For the second time in a month, fan violence forced the abandonment of an Allsvenskan match, this time at the Swedbank Arena and the local Skane derby between Malmo and Helsingborg.
Officials abandoned the Skåne Derby May 24 between Malmö and Helsingborg after a half hour following a fan attack on Helsingborg goalkeeper Pär Hansson.
The chaotic scene unfolded 29:20 into the match. After an entertaining opening 29 minutes, Helsingborg took the lead on a goal by Rachid Bouaouzan. Seconds later, someone among a group of Malmö fans standing behind the Helsingborg goal threw a firecracker at Hansson, the HIF goalkeeper.
The explosive went off close to the player’s head. Hansson sank to one knee, holding his ear with his hand. As he knelt stunned, a fan leaped over the security wall separating spectators from the field and charged the Helsingborg net minder, hitting Hansson at least once. Police and several players then tackled the man.
Referee Stefan Johannesson immediately ordered both teams from the field and after a brief consultation with other match officials, ordered the game abandoned.
“We made a decision a few weeks back that if anything is thrown from the stands that we believe may harm others or is dangerous that we will abandon the match,” Johannesson said a press conference. “This time we also had a physical assault on a player on the field. When it comes to such an incident, there is no discussion. We end the game.”
Doctors who examined Hansson at the field said he sustained no damage to his eardrum but he did report “tinnitus-like” symptoms – a ringing or buzzing sound.
Malmö manager Roland Nilsson said the attack was almost surreal.
“I saw Hansson on the ground and heard the ‘pop’ of a firecracker,” Nilsson said. “Then a person quietly strolled onto the field to throw punches at the goalkeeper. It's a shame.”
The alleged assailant was part of a group of Malmö fans who call themselves the Bengali. Sporting shaved heads and often throwing Nazi-style straight arm salutes, the group was restive even before the match, setting fire to Helsingborg banners and lighting off flares.
“Unfortunately it is football that suffers,” Nilsson said. “Everybody was looking forward to this game and a great atmosphere and then something like this happens. It totally sucks.”

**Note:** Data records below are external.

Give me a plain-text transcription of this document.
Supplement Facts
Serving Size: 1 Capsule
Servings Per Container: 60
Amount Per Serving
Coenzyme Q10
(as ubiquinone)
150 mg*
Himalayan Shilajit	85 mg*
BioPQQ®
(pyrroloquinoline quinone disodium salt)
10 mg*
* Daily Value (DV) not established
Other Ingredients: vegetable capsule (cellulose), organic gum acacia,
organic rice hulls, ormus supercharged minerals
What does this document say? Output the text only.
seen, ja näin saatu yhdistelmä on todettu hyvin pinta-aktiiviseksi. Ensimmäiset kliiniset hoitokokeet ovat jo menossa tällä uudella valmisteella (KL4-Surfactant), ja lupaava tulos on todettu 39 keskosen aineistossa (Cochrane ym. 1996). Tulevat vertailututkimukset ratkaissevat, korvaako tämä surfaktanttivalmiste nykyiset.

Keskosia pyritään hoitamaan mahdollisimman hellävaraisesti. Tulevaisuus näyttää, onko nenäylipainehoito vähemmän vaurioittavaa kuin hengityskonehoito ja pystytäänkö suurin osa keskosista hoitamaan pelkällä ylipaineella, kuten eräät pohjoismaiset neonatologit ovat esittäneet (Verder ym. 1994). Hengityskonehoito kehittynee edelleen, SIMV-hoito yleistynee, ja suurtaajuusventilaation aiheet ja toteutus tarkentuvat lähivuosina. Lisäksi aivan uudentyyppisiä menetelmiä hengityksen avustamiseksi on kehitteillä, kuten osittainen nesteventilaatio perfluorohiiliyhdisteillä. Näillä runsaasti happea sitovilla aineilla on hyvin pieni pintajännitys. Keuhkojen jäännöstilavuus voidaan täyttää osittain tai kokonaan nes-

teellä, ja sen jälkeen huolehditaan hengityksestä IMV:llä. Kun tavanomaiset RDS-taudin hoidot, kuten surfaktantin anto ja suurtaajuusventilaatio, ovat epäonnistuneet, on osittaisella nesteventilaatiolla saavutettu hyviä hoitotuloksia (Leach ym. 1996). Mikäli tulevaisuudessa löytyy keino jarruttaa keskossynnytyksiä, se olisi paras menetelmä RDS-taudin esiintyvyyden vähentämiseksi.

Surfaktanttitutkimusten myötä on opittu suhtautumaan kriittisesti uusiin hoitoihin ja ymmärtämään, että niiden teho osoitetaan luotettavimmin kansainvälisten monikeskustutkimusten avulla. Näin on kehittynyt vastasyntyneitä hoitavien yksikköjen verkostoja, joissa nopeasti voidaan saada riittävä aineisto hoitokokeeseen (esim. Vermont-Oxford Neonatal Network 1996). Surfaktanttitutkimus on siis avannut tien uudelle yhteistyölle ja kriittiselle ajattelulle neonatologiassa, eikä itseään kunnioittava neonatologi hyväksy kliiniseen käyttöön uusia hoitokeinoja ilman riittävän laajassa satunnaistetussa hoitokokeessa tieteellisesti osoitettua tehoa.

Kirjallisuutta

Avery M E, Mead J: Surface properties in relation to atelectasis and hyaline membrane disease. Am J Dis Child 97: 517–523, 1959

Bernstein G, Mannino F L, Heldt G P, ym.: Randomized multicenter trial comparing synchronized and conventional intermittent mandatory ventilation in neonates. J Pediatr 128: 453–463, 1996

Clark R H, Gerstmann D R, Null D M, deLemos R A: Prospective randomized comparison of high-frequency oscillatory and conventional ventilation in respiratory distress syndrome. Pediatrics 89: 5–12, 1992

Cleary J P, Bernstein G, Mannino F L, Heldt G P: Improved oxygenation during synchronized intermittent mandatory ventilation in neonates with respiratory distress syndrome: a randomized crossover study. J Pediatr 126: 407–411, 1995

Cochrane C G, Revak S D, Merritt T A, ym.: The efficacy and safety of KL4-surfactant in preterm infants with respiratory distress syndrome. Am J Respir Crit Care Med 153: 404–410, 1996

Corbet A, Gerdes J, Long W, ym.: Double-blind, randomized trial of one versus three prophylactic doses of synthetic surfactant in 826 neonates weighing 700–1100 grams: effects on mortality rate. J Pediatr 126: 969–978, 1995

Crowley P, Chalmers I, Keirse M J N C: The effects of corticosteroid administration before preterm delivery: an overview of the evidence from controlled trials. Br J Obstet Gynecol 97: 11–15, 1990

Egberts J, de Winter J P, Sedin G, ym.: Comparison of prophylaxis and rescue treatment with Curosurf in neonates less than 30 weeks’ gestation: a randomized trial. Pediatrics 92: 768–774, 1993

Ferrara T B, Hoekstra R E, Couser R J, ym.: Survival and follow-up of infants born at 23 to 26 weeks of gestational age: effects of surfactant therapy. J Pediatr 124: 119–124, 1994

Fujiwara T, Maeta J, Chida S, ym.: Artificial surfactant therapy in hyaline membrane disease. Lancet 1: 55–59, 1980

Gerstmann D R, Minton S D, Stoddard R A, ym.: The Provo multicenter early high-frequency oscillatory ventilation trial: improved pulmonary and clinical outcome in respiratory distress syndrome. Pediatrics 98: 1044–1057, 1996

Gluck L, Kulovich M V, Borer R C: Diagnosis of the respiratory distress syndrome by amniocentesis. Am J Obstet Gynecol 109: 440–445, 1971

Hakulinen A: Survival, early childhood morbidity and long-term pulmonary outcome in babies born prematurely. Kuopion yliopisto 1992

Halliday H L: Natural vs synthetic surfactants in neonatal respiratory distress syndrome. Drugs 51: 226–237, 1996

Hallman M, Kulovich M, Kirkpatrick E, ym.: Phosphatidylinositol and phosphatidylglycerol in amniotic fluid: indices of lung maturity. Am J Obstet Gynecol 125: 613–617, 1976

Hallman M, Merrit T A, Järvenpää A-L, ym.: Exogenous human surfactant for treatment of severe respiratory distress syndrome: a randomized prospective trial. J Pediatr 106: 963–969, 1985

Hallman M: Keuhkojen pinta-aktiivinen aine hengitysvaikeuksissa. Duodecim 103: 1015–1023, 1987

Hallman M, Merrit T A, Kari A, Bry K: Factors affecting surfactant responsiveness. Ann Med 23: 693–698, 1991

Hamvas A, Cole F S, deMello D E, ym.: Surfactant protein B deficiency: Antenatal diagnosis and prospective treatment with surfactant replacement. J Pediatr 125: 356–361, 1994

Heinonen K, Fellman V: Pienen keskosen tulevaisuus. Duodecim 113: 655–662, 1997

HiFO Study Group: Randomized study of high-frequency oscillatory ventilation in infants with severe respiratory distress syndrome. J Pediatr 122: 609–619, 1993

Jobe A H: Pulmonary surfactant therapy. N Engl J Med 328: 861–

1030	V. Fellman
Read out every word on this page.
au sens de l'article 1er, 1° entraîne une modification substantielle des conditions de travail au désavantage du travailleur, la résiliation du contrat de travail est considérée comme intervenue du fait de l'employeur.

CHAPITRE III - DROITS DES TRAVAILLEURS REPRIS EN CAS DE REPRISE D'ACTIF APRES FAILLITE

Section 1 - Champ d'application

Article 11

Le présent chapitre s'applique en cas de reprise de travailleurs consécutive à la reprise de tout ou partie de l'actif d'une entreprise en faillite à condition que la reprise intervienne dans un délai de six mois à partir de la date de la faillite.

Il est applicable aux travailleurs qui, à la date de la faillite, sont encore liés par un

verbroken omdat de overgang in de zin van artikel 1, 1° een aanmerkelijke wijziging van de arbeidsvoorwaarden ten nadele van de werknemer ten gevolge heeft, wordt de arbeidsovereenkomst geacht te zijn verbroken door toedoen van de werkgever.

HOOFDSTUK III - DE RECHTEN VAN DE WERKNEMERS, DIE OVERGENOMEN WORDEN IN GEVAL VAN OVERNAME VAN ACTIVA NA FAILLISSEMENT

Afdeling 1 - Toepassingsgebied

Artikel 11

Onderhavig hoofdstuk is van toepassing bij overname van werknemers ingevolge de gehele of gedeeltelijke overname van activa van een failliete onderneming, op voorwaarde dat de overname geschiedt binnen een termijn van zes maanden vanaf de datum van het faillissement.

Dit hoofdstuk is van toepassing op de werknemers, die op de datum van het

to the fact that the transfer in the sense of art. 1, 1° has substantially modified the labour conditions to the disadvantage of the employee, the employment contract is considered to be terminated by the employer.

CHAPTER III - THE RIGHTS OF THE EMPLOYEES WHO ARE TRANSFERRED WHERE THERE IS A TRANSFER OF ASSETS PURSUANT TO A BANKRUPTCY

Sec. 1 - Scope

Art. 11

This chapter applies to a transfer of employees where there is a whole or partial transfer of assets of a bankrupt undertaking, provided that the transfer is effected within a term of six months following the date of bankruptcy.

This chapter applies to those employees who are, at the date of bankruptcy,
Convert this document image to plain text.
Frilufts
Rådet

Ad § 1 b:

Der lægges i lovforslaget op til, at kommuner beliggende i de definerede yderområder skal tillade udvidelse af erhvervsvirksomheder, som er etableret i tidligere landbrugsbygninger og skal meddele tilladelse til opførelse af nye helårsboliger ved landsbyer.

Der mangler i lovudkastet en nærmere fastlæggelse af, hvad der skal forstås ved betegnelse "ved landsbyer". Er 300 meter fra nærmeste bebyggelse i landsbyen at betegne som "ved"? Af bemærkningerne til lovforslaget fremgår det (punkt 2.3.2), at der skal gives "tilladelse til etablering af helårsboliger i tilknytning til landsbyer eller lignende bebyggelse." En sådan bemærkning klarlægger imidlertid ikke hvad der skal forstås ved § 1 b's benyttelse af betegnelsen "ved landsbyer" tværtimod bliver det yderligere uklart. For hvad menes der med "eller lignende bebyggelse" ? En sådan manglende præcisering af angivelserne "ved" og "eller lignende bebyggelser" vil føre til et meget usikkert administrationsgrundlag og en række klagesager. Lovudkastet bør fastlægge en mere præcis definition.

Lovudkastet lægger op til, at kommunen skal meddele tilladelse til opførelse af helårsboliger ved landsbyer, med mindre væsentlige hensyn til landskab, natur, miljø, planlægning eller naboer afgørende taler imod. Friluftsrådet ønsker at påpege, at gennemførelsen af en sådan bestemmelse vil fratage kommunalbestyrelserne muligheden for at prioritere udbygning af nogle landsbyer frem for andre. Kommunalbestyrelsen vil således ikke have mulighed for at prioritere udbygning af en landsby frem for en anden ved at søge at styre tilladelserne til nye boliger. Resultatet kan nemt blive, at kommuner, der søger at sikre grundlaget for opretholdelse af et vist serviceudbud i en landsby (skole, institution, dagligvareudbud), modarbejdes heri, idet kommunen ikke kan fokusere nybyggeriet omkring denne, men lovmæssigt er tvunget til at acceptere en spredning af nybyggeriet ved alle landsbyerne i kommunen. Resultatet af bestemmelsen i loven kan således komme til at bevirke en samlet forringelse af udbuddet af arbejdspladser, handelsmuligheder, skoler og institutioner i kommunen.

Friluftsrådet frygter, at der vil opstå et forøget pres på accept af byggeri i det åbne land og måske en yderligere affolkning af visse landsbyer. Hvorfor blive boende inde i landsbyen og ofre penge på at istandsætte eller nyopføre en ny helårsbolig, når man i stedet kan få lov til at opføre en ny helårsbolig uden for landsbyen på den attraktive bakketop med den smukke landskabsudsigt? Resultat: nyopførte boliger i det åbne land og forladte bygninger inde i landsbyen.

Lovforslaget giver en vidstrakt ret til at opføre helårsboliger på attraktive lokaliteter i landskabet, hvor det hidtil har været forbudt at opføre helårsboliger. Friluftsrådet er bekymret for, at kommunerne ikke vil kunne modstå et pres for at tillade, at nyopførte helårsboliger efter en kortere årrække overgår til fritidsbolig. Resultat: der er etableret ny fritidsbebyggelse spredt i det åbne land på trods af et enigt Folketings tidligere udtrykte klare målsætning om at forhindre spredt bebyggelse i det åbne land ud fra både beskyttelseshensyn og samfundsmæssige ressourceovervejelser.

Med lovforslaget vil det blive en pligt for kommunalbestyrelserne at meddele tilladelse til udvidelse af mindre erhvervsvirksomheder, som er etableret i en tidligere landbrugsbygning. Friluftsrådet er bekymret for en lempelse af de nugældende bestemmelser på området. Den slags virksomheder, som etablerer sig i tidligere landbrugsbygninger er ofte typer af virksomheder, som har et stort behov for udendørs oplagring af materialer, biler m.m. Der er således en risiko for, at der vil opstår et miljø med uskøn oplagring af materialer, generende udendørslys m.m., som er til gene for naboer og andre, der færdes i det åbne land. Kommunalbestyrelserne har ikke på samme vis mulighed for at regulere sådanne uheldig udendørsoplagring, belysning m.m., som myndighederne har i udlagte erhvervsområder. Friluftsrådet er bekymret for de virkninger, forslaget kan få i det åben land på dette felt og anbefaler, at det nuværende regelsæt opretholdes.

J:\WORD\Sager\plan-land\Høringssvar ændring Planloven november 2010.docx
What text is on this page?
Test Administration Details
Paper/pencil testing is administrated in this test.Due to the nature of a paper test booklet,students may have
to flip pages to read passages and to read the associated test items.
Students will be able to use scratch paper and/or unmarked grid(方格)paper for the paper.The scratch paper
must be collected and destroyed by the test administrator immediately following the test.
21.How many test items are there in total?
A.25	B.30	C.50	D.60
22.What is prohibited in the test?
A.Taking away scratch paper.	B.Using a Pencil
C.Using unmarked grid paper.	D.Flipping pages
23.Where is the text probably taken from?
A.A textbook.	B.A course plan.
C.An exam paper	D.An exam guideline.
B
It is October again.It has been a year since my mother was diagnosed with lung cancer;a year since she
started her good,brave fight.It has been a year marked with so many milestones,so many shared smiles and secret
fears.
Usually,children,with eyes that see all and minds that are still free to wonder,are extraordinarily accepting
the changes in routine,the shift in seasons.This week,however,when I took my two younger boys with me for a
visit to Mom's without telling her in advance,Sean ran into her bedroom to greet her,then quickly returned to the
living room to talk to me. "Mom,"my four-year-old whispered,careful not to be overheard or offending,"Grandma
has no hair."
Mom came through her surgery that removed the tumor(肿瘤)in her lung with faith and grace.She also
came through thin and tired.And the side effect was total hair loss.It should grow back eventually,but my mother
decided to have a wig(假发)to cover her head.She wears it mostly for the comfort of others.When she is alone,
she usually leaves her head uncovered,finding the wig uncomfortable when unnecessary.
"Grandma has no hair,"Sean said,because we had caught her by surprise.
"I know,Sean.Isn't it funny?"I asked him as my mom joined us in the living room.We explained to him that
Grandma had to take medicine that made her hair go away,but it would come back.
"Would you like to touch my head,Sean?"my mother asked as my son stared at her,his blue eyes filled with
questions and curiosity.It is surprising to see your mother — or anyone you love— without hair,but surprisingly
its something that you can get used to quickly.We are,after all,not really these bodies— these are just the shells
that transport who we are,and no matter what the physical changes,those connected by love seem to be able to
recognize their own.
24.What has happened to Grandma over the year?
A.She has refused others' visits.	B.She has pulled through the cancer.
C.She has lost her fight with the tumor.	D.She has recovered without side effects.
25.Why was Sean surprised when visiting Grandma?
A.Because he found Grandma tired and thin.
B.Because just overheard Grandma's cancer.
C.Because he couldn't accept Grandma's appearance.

The incident was eerily similar to the violence April 25 at Södertälje Arena that forced officials to abandon the match between AIK and Syrianska. An AIK fan threw an explosive at an assistant referee, causing match officials to halt the game. The Disciplinary Committee of the Svenska Fotbollsförbundet earlier this month slammed AIK, forcing it to forfeit the match and pay a fine of 150,000 kronor ($25,000).
Malmö could face even more severe penalties as the incident at Swedbank Arena included a physical assault on a player. The defending champions, in addition to forfeiting the match and paying a fine, could play their home matches in front of an empty stadium.
Police officials in Malmö reached by telephone refused to comment on the alleged assailant or the charges he may face in the wake of the incident.
The Skåne derby has become one of the biggest rivalries in Swedish soccer as Malmö and Helsingborg have become two of the elite teams in the Allsvenskan. Last year, Malmö beat Helsingborg in their clash at Swedbank Arena, a victory that sent MFF to the league title. Malmö and Helsingborg entered the match as the top two teams in the standings, with HIF holding a three-point lead over Malmö.